Le schiste carbonacé est fréquent dans les ouvrages d’ingénierie et réputé pour sa sensibilité à l’eau. En se desséchant et en s’humidifiant à plusieurs reprises, ses pores internes se dilatent et se connectent, et des fissures existantes peuvent croître. Les auteurs notent que ce cycle réduit de façon soutenue la résistance et la rigidité de la roche, ce qui diminue la marge de sécurité des pentes et des ouvrages souterrains. Des travaux antérieurs ont étudié comment les cycles mouillage‑dessiccation endommagent les roches et comment les fissures ou joints les affaiblissent, mais aucune description unique n’intégrait simultanément toutes les influences clés : le cycle d’humidité, l’orientation de la fissure et la pression confinante provenant de la roche environnante.

Tester le schiste fissuré dans des conditions réalistes

Pour combler cette lacune, les chercheurs ont d’abord réalisé une série d’essais en laboratoire sur des prismes de schiste carbonacé, certains intacts et d’autres comportant une fissure artificielle unique taillée à différents angles. Ces échantillons ont été soumis à divers nombres de cycles séchage‑humectation, puis comprimés sous différentes pressions confinantes reproduisant le poids de la roche sus‑jacente.
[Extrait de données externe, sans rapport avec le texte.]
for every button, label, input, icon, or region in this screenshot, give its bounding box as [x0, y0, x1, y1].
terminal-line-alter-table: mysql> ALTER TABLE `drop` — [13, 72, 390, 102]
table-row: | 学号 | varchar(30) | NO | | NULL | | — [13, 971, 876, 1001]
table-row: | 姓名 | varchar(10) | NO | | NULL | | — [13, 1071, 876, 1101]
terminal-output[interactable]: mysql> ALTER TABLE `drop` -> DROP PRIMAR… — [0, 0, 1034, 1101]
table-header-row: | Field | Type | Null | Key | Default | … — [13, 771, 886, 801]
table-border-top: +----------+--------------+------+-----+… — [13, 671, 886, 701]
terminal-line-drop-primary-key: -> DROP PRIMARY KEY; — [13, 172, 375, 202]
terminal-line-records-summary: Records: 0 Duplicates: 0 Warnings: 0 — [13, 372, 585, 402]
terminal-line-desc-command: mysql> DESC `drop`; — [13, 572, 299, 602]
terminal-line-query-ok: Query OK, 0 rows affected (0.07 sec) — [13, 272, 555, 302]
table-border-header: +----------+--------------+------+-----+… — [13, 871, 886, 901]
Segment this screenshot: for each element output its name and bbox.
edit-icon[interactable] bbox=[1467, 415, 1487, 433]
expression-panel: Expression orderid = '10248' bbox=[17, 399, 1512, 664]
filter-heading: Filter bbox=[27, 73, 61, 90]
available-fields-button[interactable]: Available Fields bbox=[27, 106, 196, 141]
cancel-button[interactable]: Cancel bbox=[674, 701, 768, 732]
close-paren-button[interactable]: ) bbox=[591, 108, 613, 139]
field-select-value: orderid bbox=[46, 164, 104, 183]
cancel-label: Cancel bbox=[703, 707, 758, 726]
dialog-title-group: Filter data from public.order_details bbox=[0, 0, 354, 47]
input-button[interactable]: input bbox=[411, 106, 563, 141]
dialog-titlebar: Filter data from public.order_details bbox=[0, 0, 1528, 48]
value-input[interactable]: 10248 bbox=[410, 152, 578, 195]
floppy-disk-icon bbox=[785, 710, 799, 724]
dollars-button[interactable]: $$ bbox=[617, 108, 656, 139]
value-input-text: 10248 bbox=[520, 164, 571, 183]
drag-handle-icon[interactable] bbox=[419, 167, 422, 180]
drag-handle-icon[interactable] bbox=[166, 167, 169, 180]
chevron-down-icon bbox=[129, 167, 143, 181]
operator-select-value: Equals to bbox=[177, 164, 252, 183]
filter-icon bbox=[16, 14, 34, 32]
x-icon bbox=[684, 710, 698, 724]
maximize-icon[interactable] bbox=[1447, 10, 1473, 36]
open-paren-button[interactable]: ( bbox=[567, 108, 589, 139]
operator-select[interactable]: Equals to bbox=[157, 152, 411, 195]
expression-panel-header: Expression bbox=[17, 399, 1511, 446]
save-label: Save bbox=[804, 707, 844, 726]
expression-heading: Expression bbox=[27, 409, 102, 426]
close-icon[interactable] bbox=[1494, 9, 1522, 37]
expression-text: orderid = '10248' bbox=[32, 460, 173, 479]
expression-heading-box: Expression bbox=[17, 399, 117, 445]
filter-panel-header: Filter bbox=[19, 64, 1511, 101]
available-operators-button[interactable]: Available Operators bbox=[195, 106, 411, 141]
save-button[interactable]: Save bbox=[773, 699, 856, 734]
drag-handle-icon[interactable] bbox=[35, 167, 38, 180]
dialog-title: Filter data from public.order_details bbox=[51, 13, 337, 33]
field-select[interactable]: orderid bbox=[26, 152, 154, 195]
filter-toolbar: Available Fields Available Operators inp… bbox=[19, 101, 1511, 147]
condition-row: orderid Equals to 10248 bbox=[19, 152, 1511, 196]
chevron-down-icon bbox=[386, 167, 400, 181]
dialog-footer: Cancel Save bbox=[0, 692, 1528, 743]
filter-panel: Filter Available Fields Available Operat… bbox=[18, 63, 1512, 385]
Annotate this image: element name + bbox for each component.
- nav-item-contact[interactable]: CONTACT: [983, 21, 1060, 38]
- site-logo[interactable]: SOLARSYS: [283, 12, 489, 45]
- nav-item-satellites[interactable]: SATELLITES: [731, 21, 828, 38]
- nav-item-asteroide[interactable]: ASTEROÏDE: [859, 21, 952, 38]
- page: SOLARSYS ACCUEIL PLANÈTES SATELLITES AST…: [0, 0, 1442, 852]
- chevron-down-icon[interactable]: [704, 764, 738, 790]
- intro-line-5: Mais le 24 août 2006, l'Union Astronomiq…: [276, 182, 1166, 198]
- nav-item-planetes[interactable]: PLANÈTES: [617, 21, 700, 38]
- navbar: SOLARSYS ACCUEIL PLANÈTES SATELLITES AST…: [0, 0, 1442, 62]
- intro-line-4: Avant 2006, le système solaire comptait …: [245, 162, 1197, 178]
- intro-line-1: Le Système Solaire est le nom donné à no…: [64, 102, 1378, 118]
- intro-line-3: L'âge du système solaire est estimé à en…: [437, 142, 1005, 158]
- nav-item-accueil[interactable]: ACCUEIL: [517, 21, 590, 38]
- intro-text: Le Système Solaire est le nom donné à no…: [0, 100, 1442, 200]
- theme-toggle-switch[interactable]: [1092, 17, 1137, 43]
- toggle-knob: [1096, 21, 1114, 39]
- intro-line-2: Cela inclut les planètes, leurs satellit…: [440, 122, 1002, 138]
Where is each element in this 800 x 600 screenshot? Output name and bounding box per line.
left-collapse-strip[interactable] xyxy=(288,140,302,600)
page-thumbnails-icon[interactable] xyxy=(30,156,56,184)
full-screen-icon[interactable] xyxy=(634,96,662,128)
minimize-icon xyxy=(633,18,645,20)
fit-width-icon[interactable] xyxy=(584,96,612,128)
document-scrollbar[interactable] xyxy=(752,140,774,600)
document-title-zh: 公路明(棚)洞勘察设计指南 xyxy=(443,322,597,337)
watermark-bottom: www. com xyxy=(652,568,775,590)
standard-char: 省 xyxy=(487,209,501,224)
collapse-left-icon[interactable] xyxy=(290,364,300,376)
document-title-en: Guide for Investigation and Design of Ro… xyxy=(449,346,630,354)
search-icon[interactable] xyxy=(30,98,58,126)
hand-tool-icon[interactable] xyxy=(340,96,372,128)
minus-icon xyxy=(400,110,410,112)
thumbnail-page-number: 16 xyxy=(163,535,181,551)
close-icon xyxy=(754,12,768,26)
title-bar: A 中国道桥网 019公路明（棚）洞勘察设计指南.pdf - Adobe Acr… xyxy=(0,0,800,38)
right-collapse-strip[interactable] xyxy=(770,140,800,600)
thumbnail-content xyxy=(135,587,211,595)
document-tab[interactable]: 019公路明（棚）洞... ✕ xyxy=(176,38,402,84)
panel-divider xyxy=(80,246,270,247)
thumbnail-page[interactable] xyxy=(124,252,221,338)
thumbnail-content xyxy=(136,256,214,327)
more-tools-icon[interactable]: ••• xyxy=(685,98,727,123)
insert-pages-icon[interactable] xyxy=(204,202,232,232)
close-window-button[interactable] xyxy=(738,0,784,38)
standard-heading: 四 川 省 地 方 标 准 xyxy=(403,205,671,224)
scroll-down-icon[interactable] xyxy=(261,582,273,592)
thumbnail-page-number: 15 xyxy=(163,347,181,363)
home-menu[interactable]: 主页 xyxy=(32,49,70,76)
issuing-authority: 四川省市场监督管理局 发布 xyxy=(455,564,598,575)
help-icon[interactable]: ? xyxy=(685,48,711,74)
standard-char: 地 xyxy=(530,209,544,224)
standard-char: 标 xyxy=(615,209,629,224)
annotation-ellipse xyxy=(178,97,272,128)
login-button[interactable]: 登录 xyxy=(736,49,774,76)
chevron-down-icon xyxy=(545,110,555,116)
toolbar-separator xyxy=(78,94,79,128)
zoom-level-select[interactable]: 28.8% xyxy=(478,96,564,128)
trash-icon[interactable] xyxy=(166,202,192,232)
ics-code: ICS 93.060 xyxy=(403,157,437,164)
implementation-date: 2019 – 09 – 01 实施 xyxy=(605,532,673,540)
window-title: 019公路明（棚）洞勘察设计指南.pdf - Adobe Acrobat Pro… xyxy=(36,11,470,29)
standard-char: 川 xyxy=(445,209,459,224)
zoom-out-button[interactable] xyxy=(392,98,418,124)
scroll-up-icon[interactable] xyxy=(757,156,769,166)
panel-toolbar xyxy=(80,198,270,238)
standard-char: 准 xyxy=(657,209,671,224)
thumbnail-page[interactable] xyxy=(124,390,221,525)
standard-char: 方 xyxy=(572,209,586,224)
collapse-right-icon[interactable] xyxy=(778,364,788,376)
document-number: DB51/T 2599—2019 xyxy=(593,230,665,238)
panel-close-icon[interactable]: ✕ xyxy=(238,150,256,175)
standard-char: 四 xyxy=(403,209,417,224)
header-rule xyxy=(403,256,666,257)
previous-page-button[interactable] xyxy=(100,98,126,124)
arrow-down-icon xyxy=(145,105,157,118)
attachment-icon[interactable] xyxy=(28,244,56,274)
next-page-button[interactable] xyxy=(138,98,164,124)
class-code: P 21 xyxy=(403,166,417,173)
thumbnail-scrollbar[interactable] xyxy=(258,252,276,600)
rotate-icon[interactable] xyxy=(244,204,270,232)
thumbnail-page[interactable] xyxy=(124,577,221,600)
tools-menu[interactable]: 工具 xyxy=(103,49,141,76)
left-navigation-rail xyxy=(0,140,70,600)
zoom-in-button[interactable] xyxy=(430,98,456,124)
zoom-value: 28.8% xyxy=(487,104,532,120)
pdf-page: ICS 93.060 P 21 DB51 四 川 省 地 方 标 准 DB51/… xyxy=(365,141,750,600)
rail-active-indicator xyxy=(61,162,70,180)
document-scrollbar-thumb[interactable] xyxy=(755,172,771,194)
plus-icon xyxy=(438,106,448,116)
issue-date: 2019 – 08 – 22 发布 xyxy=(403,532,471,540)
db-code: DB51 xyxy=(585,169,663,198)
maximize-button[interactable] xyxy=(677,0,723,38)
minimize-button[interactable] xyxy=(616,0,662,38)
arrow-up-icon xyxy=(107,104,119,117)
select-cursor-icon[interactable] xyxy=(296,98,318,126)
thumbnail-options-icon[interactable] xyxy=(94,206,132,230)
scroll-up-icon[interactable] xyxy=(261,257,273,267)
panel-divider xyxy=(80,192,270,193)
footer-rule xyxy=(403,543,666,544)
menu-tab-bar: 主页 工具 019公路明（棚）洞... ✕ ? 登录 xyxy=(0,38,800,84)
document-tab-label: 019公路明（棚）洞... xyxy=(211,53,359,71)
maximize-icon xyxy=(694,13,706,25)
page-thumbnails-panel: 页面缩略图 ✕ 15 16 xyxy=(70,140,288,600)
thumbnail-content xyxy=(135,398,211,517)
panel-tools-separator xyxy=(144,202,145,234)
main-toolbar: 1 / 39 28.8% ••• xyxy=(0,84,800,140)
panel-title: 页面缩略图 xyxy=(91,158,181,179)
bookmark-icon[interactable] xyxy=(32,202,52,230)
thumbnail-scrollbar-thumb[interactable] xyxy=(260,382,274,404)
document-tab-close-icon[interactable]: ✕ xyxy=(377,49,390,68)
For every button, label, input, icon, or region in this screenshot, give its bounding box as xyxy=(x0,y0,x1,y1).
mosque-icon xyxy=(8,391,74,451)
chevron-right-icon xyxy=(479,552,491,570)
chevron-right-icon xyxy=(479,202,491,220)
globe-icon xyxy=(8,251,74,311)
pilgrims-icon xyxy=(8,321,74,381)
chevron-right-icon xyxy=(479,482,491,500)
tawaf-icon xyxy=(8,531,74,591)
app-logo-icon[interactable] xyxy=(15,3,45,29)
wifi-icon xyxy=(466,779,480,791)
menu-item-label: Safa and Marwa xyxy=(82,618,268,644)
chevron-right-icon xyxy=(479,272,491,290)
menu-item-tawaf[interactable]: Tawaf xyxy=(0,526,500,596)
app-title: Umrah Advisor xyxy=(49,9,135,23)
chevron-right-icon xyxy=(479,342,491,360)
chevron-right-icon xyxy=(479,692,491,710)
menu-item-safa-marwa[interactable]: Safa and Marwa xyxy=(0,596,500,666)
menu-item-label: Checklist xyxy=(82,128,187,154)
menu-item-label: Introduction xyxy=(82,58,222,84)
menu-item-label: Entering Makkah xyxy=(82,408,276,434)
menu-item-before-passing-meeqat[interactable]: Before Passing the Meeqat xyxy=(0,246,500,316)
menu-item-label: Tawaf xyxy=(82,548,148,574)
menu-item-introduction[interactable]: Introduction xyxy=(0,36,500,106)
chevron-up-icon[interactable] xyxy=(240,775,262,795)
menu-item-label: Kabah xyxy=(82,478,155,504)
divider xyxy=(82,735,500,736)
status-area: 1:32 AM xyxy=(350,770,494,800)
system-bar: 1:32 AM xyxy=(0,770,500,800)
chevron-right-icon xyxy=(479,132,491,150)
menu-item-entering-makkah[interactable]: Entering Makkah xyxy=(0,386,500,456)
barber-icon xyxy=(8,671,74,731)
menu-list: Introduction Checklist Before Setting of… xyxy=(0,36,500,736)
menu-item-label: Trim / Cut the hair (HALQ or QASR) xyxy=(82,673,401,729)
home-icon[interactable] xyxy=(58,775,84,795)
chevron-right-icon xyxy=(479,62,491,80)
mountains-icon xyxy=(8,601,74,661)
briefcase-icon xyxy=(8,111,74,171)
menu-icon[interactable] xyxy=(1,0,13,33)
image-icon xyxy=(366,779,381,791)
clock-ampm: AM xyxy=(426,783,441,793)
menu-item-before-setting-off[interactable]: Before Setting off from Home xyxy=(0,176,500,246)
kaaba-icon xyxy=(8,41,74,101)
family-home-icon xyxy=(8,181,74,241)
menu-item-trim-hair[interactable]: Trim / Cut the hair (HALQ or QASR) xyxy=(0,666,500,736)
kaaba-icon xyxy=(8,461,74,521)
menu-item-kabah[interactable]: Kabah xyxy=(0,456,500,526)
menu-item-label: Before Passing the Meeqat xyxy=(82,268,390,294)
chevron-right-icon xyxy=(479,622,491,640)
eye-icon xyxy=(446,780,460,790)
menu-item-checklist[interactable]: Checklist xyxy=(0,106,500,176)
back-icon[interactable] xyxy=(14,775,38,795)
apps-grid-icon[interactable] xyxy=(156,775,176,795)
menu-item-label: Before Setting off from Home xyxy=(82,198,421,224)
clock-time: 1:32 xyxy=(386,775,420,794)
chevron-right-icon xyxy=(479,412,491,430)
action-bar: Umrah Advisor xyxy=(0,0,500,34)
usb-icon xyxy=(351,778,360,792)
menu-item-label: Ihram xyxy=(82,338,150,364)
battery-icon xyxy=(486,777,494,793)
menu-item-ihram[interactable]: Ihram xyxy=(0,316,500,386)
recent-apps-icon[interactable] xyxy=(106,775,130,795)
À partir des courbes contrainte–déformation obtenues — des graphiques montrant combien les échantillons se déforment à mesure que la charge augmente — ils ont observé des tendances nettes. Un plus grand nombre de cycles séchage‑humectation déplace les courbes vers le bas, indiquant une roche affaiblie, tandis qu’une pression confinante plus élevée les déplace vers le haut, révélant un effet de renforcement ductile. L’angle de la fissure contrôle la facilité de rupture de l’échantillon, une fissure à 45° entraînant l’affaiblissement le plus marqué.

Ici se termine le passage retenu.